As our motorbike sluggishly pulled us through the dust-clouded road stretching from Mugling to Chitwan, I wondered several times if the journey was worth it. On reaching the destination, and even before that, the answer was—I would go through it all again in a heartbeat.
The broken-down road Mugling onwards is not easy at all, whether you are traveling via bus, private car, or like me, on a motorbike. The road is awful terrible, and so, it is possible that you will forget to admire the aqua-green river that follows almost all the way through, the free-falling waterfalls that are visible once in a while, and the mighty hills that in the beginning seem to be narrowing in, but eventually completely disappear. In the continuous but frivolous attempt to save my already dust covered self from the whirlpool of incoming dust, it took me a while to realize that the hills had transformed into flat lands.

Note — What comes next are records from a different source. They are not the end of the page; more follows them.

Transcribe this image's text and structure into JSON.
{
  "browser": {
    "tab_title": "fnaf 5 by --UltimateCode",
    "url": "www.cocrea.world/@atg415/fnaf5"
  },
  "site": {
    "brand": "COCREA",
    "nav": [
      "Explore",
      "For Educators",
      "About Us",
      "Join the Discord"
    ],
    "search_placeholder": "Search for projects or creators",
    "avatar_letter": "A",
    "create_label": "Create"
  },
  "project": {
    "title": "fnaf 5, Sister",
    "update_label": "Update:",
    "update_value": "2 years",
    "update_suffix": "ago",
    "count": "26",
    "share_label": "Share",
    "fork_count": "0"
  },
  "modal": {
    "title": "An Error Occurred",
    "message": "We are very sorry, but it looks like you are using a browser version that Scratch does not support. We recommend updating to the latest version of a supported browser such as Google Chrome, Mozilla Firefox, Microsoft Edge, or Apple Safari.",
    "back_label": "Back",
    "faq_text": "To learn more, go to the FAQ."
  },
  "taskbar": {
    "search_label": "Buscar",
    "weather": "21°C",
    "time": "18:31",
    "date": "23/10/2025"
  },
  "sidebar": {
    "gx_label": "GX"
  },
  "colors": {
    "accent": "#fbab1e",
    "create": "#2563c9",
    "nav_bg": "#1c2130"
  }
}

But the moment of realization was surreal. I was in the terai, and it was more than I had ever hoped it to be.
Chitwan welcomed me with thick forests on either side of the road, acres and acres of flatlands covered in emerald and neon green paddy fields, punctuated by farms of banana plants and a few houses. The picturesque town of Bharatpur is landscaped with two-storeyed homes with charming little front lawns, and clean, paved streets. To go from a congested traffic-filled Kathmandu, then a dusty highway, to a serene, peaceful town was already turning into an ideal vacation. It was nostalgic to see the Bikram tempo, which has, for a decade now, been banned in Kathmandu, sputtering up and down the streets. A few scenes of the city seemed to have popped right out of the textbooks. And, when I was still soaking up the beauty that is terai, we had already reached our destination: Jungle Villa Resort.
Situated on the northern bank of the great Rapti River, Jungle Villa Resort is a balanced amalgam of nature and aesthetics. The resort blends into its surrounding, which is easing to the eye, and pleasing to the soul. Every brick, every stone, and every plant in the resort is in sync with nature, and doesn’t feel out of place. Most of the resort’s landscape is dedicated to trees and grassland. What is remaining has been carefully carved in to make super luxurious residential rooms that complement the overall setting of the resort. The resort has of 30 guest rooms, a restaurant, reception lobby, a canopy-inspired hall, and a tasteful bar. The residential spaces have been given a traditional mud-house like outlook that have been inspired by Tharu culture. The interior and exterior walls are decorated with colorful handprints. To add the spirit of Chitwan and its jungles to the rooms, each room has been named after an animal. Our room was called Linsang.
The rooms are tastefully decorated, with a rustic feel. Although minimalist, each room has all required amenities in place. The attached bathroom is spacious and efficiently designed to be comfortable. The designer has to be applauded for the use of recycled wood to create a gorgeous mirror frame; the traditional slates instead of tile, and locally produced straw blinds. It is the seamless concoction of aesthetic pleasure and traditional values that strums a chord with you. It is the same concoction that is repeatedly visible and felt during the entire stay at the resort.
While the resort offers a 2-day, 3-night package with several activities lined within it, you can choose to have a custom-designed package depending on the length of your stay. The evening event at the resort is alternated with either an informative slide-show presentation on Chitwan, or an entertaining traditional musical performance by the locals. The musical event involves Tharu cultural dance performance, which ends with a body grooving dancing on the beat of “Chari Gudaima...” The song may be repeated every night, but it never gets old, and you will find yourself dancing to it again and again.
A tour to the neighboring Tharu village opens you to their rich history, culture, and values. Channu dai, who is a licensed naturalist at the resort, is the guide for the village tour and every activity on offer at the resort. The resort owns two elephants: Villa Kalli and Jungle Kalli. An elephant safari to the jungle on one of these mighty animals will offer you an uninterrupted viewing of the natural habitat of wild animals. However, a stupendous sighting of the magnificent tiger is very rare. I wish I could say I saw one, but that will be lying. But I did see rhinos, and not just once, but on six occasions. The fact that one of those occasions was at one in the morning on the resort’s premises is anything but a lie. Channu dai, upon our request, accompanied us to a 45-minute walk to Tamor Lake in Chitwan National Park. The walk itself was exciting, and although we didn’t have any encounters with wild animals, Chhanu dai’s narration of surviving a rhino attack made up for it. We did get to see many and different birds, and not two birds were the same. It was healing to the soul to hear chirping and singing of so many birds instead of the honking of Kathmandu traffic.
One of the main reasons people visit Chitwan is to explore the wild. Next time you visit this region, do it for its people; for their warm culture, caring values, and welcoming spirit. You cannot help but feel a sense of belonging at this place. As for wildlife sightings, just plan a few days’ stay at Jungle Villa Resort. A clear sighting of the one-horned rhino lazily bathing in the Rapti, deer hopping on the other side of the river, and the cold-blooded crocodiles basking in the sun on the little islands is guaranteed, even as you sip on a chilled beer or cool lemonade on the resort’s deck.